There was no such thing as a stranger for Jojo. Everyone was more like a friend he still needed to meet. At a stop-light he’d lean out the back window of the car and call to the person –any person- who happened to be standing at the corner, “Pii kin khaow rue yang krap?” which was the common greeting in Thai, asking, ‘Hey big brother, have you eaten yet?’ They’d smile, far too delighted to be greeted like that, and they’d look around to see if anyone else happened to witness what just happened.
He brought so much attention to us in public and his older brothers got tired of it. Once when we stopped at a country gas station to fill up, the girls at the pumps kept looking at all of us, putting their faces against the glass and cupping their hands over their eyes to see beyond the tinted glass. Josiah was in the front with his widow down. One of the girls boldly asked him, as she pointed to Joel in the back seat, “Wass eess hees name?” Turning slowly so that he was face-to-face with the girl, he answered, exaggerating each syllable, “Rum-ple-STILT-skin.”
We often traveled by train in those days. Jojo loved being among so many potential new friends. I’ll never forget the day he opened up a conversation with a British couple just across the isle from us. He walked up to them, pointing over at me while declaring proudly, “That’s my mom. She can do the biggest burps of our whole family!”
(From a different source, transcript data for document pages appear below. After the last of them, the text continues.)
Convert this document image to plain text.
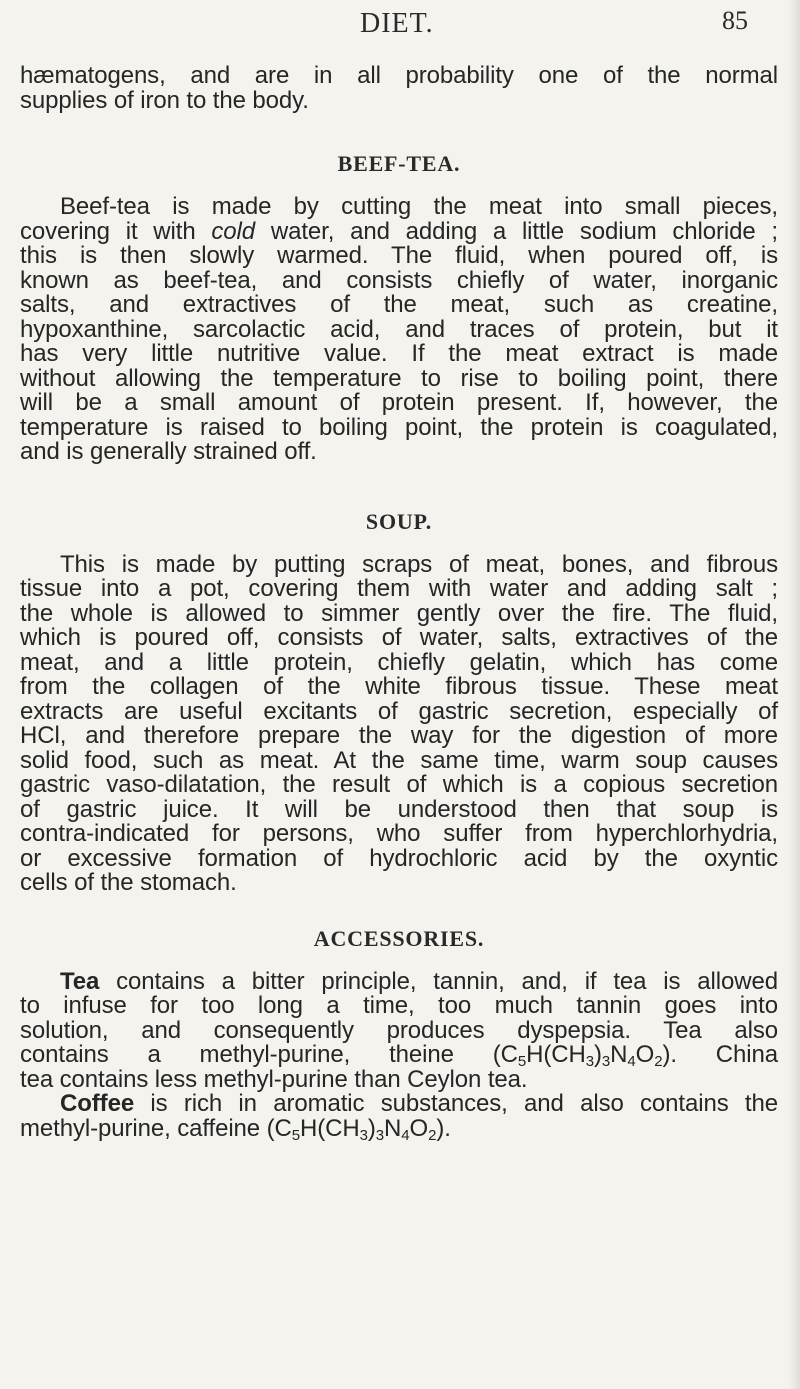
DIET.	85

hæmatogens, and are in all probability one of the normal

supplies of iron to the body.

BEEF-TEA.

Beef-tea is made by cutting the meat into small pieces,

covering it with cold water, and adding a little sodium chloride ;

this is then slowly warmed. The fluid, when poured off, is

known as beef-tea, and consists chiefly of water, inorganic

salts, and extractives of the meat, such as creatine,

hypoxanthine, sarcolactic acid, and traces of protein, but it

has very little nutritive value. If the meat extract is made

without allowing the temperature to rise to boiling point, there

will be a small amount of protein present. If, however, the

temperature is raised to boiling point, the protein is coagulated,

and is generally strained off.

SOUP.

This is made by putting scraps of meat, bones, and fibrous

tissue into a pot, covering them with water and adding salt ;

the whole is allowed to simmer gently over the fire. The fluid,

which is poured off, consists of water, salts, extractives of the

meat, and a little protein, chiefly gelatin, which has come

from the collagen of the white fibrous tissue. These meat

extracts are useful excitants of gastric secretion, especially of

HCl, and therefore prepare the way for the digestion of more

solid food, such as meat. At the same time, warm soup causes

gastric vaso-dilatation, the result of which is a copious secretion

of gastric juice. It will be understood then that soup is

contra-indicated for persons, who suffer from hyperchlorhydria,

or excessive formation of hydrochloric acid by the oxyntic

cells of the stomach.

ACCESSORIES.

Tea contains a bitter principle, tannin, and, if tea is allowed

to infuse for too long a time, too much tannin goes into

solution, and consequently produces dyspepsia. Tea also

contains a methyl-purine, theine $(C_5H(CH_3)_3N_4O_2)$. China

tea contains less methyl-purine than Ceylon tea.

Coffee is rich in aromatic substances, and also contains the

methyl-purine, caffeine $(C_5H(CH_3)_3N_4O_2)$.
He was always proud of me.
As a teen he never had that I’m-so-embarrassed-of-my-parents issue. He would come into our room, hardly ever knocking, and he’d plop right down between us on the bed, filling us in on his life. He’d stay late and we would have to tell him we were tired and it was time to go to sleep and he could bring a mat and sleep in the room if he wanted to stay. We loved having him there.
Having said that, I must tell you, there was a short period of time when he became reserved and withdrawn. He’d come home from school and rush up to his room, only coming out for meals. I noticed the change immediately. One day I took him aside and asked him if there was anything wrong. He’d had a few difficult teachers in the past and I worried there might be another one. He shook his head ‘no’ and blurted out, “I’m so sorry, Mom. I’ve been treating you badly. I’ve always heard about teens going through rebellion so I wanted to try it and see what it was like. I decided to stay in my room and act unhappy just to see what it felt like to rebel. But I can’t do it any more. I see it’s hurting you, so I won’t rebel anymore. I’m so sorry. Will you forgive me?”
Who wouldn’t like Joel?
Well, I can think of many. Public transit drivers have refused to stop for him on a cold winter’s night. Young punks on the subway frequently make rude remarks to him. A church member was upset that he went forward for communion. Teachers and schools allowed bullying, and they often participated in it and emboldened other students to continue to bully. And to be brutally honest with you, I can’t sit here and write and feel like I am somehow better than them. Until six years ago, I would have done the same and I probably did treat someone else’s son or daughter like that.
You are probably wondering ‘But Pat, why on earth would you have been like that? What happened?’
Until six years ago I didn’t know that my son, the little Jojo with a love note always in his fingertips waiting to be written, the feathery-haired, gentle-hearted Joel… was gay.
Who wouldn’t like Joel?
It’s quite clear now isn’t it? We can all think of people who wouldn’t like Joel.